Art for rent

 
 
Photo: Jilbert Ebrahimi/Unsplash

Photo: Jilbert Ebrahimi/Unsplash

 

For most of us, works of art created by known artists are usually an unobtainable luxury. Unless you rent them from Gallery SLOART. Doing just that can bring you joy and impress your friends.

 

»The whole culture is telling you to hurry, while the art tells you to take your time. Always listen to the art,« are the words of the Pulitzer Prize winner, Junot Diaz. It feels good to be able to breathe life into your home space without any special effort. Artwork unfolds time, opening the path to the author, and when you follow their brush strokes, you can discover how much effort and skill the art took to make.

 

Renting a work of art from Gallery SLOART for three months, which could be used to decorate your home or office, costs 80 euros.

 

An art piece can be intellectually stimulating, can challenge backwards thinking, or even cause substantial discomfort. But this doesn’t mean that its provocations can only be confronted in galleries; it can be equally effective in your home. If you can afford it.

We can probably safely assume that the works of Banksy, Damien Hirst, or Ai Weiwei would significantly overburden your bank account, even though you wouldn’t mind owning them. There is also little chance of being able to see them any reasonable time soon in any Slovenian galleries, and there is even less chance of being able to buy them here.

 
Staš Kleindienst, Miracle Mountain. Photo: Gallery SLOART

Staš Kleindienst, Miracle Mountain. Photo: Gallery SLOART

 

But there are other options, and other works of art. The website of SLOART gallery and auction house offers paintings by Slovenian artists, to rent. Through the website, you can rent works by artists such as Sašo Vrabič, Staš Kleindienst, Mladen Stropnik, Arjan Pregl, and others.

Those who wish to display a painting in their living room and impress their friends can contact the gallery directly. Their subscription economy model works as follows: after a consultation with the gallery experts, a customer can rent a painting for three months for 80 euros, or they can choose to keep it for a year, in which case they will pay 99 euros every three months. In the latter case, they can also swap their artwork every three months, and the transport each time is included in the annual fee.

 

By renting works by young artists you can indirectly improve their status and working conditions.

 

For now, it is possible to rent up to two pieces by the same author at the same time, but their total value cannot exceed 5000 euros.

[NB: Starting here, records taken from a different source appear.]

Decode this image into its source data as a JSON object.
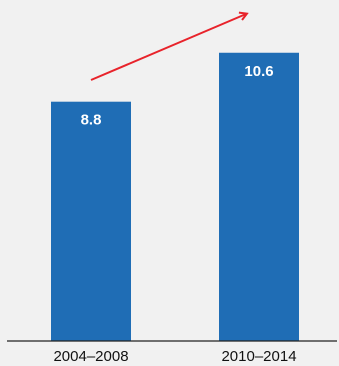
{
  "chart_data": {
    "type": "bar",
    "categories": [
      "2004–2008",
      "2010–2014"
    ],
    "values": [
      8.8,
      10.6
    ],
    "data_labels": [
      "8.8",
      "10.6"
    ],
    "title": "",
    "xlabel": "",
    "ylabel": "",
    "ylim": [
      0,
      11.4
    ],
    "grid": false,
    "legend": "none",
    "annotation": "upward trend arrow",
    "colors": {
      "bar": "#1f6db5",
      "arrow": "#e8232b",
      "background": "#f1f1f1",
      "axis": "#222222"
    }
  }
}
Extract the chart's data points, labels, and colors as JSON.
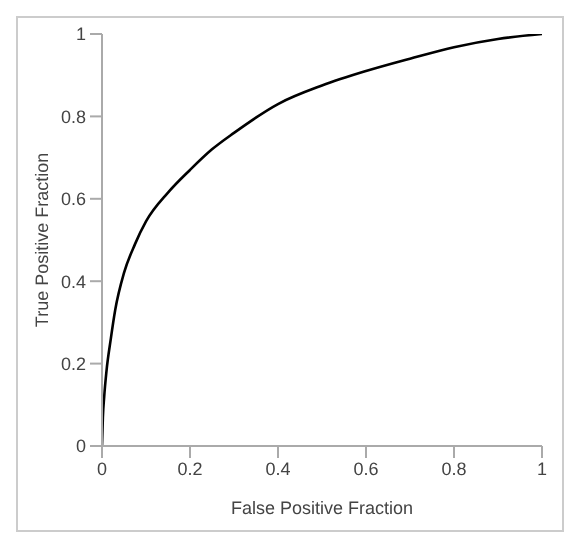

And if you fall in love with a painting, you can buy it.

In SLOART's experience, most customers who rent the paintings are companies organising special events, or those who want to liven up the empty and boring walls in their office spaces. Their clients order the art for festive anniversaries, they’re rented as scenery in filming or for cultural events, and passionate art fans can use them to improve their parties and present themselves as curators in their own homes.

 
Sašo Vrabič, Fallen. Photo: Gallery SLOART

Sašo Vrabič, Fallen. Photo: Gallery SLOART

 

Even art connoisseurs sometimes need advice, and this goes double for anyone still discovering what they like, or who does not know exactly what they want. If, after their consultation with the gallery expert and selection of their artwork, the customer realises that the painting does not have the desired effect, they can return it, or replace it with another.

If they rent a piece by a young artist, they indirectly help improve their status, creating better working conditions for the artists who have only just started their artistic journey, while at the same time try to influence the Slovenian art market to make it more comparable to the European one.

 
Photo: Steve Johnson/Unsplash

Photo: Steve Johnson/Unsplash

 

Gallery SLOART is therefore aiming to link museums and other public institutions closer to art-selling galleries. It wishes to strengthen their connections with other European galleries, where Slovenian artists could show their work, and is considering ways to attract new collectors, carry out successful artwork auctions, and bring Slovenian art closer to the wider public.

Even though efforts to become more competitive and create better conditions for art creations are an urgent matter, art itself has the power to stop time; it stays at home, it does not go anywhere, it is calm, and yet it brings life into our homes between four walls without considerable effort.